Dalorex: A Data-Local Program Execution and Architecture for Memory-bound Applications

Applications with low data reuse and frequent irregular memory accesses, such as graph or sparse linear algebra workloads, fail to scale well due to memory bottlenecks and poor core utilization. While prior work with prefetching, decoupling, or pipelining can mitigate memory latency and improve core utilization, memory bottlenecks persist due to limited off-chip bandwidth. Approaches doing processing in-memory (PIM) with Hybrid Memory Cube (HMC) overcome bandwidth limitations but fail to achieve high core utilization due to poor task scheduling and synchronization overheads. Moreover, the high memory-per-core ratio available with HMC limits strong scaling. We introduce Dalorex, a hardware-software co-design that achieves high parallelism and energy efficiency, demonstrating strong scaling with >16,000 cores when processing graph and sparse linear algebra workloads. Over the prior work in PIM, both using 256 cores, Dalorex improves performance and energy consumption by two orders of magnitude through (1) a tile-based distributed-memory architecture where each processing tile holds an equal amount of data, and all memory operations are local; (2) a task-based parallel programming model where tasks are executed by the processing unit that is co-located with the target data; (3) a network design optimized for irregular traffic, where all communication is one-way, and messages do not contain routing metadata; (4) novel traffic-aware task scheduling hardware that maintains high core utilization; and (5) a data placement strategy that improves work balance. This work proposes architectural and software innovations to provide the greatest scalability to date for running graph algorithms while still being programmable for other domains.

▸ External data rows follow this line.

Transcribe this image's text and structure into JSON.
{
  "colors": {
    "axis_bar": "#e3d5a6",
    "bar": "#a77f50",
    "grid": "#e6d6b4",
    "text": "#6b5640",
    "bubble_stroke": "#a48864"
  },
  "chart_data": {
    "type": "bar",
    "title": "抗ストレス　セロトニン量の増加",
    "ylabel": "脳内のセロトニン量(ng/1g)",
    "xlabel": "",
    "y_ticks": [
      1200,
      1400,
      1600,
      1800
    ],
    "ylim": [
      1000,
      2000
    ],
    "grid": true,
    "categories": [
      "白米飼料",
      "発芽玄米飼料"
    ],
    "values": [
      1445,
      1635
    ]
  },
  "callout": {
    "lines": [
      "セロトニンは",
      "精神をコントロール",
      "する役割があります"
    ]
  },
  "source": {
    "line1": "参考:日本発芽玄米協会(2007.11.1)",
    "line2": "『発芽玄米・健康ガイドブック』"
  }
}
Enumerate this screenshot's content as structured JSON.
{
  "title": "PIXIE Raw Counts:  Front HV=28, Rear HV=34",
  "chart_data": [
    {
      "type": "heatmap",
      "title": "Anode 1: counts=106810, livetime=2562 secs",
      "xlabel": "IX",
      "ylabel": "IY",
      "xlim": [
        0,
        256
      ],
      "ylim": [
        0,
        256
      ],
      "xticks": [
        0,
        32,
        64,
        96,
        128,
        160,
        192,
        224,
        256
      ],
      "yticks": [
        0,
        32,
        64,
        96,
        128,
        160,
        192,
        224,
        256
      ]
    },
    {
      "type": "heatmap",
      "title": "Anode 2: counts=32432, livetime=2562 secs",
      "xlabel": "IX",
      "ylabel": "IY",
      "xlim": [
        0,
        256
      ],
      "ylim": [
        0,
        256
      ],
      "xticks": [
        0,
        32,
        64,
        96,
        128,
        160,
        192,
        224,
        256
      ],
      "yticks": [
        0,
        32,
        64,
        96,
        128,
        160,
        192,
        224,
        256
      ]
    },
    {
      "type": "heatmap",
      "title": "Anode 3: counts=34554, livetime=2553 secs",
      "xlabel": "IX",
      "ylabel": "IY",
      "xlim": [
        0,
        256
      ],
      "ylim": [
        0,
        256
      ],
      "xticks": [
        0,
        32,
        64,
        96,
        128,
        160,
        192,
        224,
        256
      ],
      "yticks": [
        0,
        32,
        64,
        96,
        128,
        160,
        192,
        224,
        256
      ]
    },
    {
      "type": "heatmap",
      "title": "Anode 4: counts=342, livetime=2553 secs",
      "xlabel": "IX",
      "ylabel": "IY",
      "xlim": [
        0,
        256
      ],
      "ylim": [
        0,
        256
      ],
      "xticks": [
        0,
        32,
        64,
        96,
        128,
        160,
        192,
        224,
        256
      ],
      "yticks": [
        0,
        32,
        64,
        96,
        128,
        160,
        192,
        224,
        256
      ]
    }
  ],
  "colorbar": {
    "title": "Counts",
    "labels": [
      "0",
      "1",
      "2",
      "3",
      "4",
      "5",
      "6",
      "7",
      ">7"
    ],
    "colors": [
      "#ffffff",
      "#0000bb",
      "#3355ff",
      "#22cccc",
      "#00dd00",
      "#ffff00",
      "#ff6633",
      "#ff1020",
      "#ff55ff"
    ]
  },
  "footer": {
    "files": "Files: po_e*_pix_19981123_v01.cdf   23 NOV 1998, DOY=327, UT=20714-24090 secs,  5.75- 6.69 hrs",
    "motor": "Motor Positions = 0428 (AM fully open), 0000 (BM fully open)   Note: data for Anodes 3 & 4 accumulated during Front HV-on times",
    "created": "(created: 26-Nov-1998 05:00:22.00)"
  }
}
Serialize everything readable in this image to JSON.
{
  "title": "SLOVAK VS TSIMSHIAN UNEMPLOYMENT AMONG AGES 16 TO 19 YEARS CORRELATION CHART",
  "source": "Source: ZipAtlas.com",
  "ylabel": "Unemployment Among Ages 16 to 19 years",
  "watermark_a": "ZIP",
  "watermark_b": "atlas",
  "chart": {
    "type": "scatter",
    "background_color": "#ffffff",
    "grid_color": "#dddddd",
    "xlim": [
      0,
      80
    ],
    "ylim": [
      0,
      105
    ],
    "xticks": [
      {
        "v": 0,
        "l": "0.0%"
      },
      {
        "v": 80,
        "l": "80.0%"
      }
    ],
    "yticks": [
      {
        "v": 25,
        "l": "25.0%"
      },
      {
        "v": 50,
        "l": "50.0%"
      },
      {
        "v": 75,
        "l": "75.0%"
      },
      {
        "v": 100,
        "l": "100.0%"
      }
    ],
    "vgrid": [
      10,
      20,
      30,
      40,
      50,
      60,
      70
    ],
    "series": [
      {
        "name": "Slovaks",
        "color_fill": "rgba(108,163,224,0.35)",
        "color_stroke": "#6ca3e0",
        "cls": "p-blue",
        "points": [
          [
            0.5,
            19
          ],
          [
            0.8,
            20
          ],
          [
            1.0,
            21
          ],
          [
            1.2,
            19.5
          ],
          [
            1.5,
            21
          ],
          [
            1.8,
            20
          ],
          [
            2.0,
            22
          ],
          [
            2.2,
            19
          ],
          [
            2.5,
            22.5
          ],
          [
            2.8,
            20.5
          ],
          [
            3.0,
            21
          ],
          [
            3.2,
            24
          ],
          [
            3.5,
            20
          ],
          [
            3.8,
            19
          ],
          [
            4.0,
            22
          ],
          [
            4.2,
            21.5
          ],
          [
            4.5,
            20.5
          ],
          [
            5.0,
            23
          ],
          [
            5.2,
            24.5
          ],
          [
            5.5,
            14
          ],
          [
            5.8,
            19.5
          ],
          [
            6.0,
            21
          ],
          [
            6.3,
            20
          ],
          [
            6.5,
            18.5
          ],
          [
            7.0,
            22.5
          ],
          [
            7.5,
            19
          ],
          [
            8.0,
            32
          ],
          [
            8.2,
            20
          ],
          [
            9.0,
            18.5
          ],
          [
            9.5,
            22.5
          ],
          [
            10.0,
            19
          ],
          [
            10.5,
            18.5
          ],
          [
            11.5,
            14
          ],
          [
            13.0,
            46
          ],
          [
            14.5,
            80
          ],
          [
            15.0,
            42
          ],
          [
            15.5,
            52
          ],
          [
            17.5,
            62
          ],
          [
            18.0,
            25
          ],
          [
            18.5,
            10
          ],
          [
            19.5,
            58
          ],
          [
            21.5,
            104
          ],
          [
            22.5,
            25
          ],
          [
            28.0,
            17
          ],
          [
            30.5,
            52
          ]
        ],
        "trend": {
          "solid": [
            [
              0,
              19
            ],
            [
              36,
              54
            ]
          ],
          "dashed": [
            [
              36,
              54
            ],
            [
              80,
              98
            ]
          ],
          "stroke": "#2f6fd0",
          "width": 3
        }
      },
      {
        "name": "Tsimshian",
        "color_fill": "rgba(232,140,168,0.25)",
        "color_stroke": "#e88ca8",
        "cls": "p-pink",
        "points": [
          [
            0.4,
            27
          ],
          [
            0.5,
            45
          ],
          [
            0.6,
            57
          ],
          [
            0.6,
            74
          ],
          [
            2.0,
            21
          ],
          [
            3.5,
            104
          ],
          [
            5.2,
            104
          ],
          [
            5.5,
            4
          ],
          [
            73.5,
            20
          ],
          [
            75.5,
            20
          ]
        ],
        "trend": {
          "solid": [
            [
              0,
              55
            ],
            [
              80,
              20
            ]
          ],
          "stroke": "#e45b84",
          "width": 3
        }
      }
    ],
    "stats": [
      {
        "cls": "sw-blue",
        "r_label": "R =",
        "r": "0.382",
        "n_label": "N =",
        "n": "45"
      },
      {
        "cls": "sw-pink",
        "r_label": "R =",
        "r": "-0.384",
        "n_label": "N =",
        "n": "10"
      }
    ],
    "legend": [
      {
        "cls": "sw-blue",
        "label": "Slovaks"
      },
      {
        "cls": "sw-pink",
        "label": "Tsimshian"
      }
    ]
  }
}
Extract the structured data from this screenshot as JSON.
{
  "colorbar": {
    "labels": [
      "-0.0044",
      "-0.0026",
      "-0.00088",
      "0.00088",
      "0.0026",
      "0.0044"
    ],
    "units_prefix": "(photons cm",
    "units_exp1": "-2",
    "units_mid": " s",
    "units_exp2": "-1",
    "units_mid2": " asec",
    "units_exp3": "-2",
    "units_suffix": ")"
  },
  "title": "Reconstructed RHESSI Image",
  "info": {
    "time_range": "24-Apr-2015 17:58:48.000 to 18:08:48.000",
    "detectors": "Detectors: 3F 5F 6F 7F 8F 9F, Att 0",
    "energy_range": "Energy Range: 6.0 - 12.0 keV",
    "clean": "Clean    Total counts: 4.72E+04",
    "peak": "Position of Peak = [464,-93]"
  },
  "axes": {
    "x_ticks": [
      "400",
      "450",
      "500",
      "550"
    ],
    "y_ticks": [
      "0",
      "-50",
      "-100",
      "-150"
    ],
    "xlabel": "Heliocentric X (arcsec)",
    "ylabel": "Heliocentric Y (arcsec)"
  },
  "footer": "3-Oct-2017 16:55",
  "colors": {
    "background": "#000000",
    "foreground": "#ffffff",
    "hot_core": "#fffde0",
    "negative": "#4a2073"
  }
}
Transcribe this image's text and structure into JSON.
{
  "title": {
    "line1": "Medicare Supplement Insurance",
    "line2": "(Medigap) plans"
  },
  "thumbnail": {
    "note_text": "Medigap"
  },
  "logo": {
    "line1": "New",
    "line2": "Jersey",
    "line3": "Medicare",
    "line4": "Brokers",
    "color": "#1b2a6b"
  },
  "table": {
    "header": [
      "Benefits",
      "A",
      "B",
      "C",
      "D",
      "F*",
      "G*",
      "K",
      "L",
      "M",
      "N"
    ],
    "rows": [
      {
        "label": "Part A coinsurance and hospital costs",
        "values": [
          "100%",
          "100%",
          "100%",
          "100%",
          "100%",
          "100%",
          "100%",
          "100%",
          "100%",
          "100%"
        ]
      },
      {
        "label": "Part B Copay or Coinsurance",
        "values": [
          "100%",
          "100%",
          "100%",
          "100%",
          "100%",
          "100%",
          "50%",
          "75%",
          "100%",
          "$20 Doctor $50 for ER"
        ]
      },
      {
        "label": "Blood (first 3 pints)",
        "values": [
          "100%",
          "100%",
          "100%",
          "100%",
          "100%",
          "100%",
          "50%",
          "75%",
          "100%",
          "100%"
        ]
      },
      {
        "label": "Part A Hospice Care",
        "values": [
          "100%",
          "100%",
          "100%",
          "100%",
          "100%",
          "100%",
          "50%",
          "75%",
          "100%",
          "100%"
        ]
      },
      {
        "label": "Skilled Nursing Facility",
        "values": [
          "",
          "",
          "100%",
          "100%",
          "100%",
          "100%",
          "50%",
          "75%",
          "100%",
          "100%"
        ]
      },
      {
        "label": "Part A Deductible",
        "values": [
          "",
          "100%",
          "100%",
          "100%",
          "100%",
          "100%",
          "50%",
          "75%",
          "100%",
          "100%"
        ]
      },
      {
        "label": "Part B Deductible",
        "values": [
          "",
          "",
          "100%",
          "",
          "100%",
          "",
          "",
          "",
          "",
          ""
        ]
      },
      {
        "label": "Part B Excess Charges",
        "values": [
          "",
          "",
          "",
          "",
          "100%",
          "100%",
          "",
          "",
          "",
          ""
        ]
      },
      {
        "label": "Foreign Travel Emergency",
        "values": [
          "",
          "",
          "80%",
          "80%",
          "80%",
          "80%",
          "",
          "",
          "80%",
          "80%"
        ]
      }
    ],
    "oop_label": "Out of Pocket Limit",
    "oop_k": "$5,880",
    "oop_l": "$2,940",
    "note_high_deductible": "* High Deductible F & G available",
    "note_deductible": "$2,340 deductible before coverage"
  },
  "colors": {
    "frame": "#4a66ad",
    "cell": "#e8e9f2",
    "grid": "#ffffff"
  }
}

翻译：低数据复用和频繁不规则内存访问的应用（如图或稀疏线性代数工作负载）因内存瓶颈和核心利用率低下而难以有效扩展。尽管先前通过预取、解耦或流水线技术的研究可以缓解内存延迟并提高核心利用率，但由于片外带宽限制，内存瓶颈依然存在。采用混合内存立方体（HMC）进行内存内处理（PIM）的方法克服了带宽限制，但由于任务调度不佳和同步开销过大，无法实现高核心利用率。此外，HMC提供的高内存核心比限制了强扩展性。我们提出Dalorex，一种软硬件协同设计方案，可实现高并行性和能效，在处理图和稀疏线性代数工作负载时，在超过16,000个核心上展示了强扩展性。与先前使用256个核心的PIM工作相比，Dalorex通过以下方式将性能和能耗提升两个数量级：（1）基于瓦片的分布式内存架构，每个处理瓦片持有等量数据，且所有内存操作均为本地操作；（2）基于任务的并行编程模型，任务由与目标数据共置的处理单元执行；（3）针对不规则流量优化的网络设计，所有通信均为单向，且消息不包含路由元数据；（4）新颖的流量感知任务调度硬件，可维持高核心利用率；（5）改善工作负载均衡的数据放置策略。本文提出的架构与软件创新为运行图算法提供了迄今为止最大的可扩展性，同时保持对其他领域的可编程性。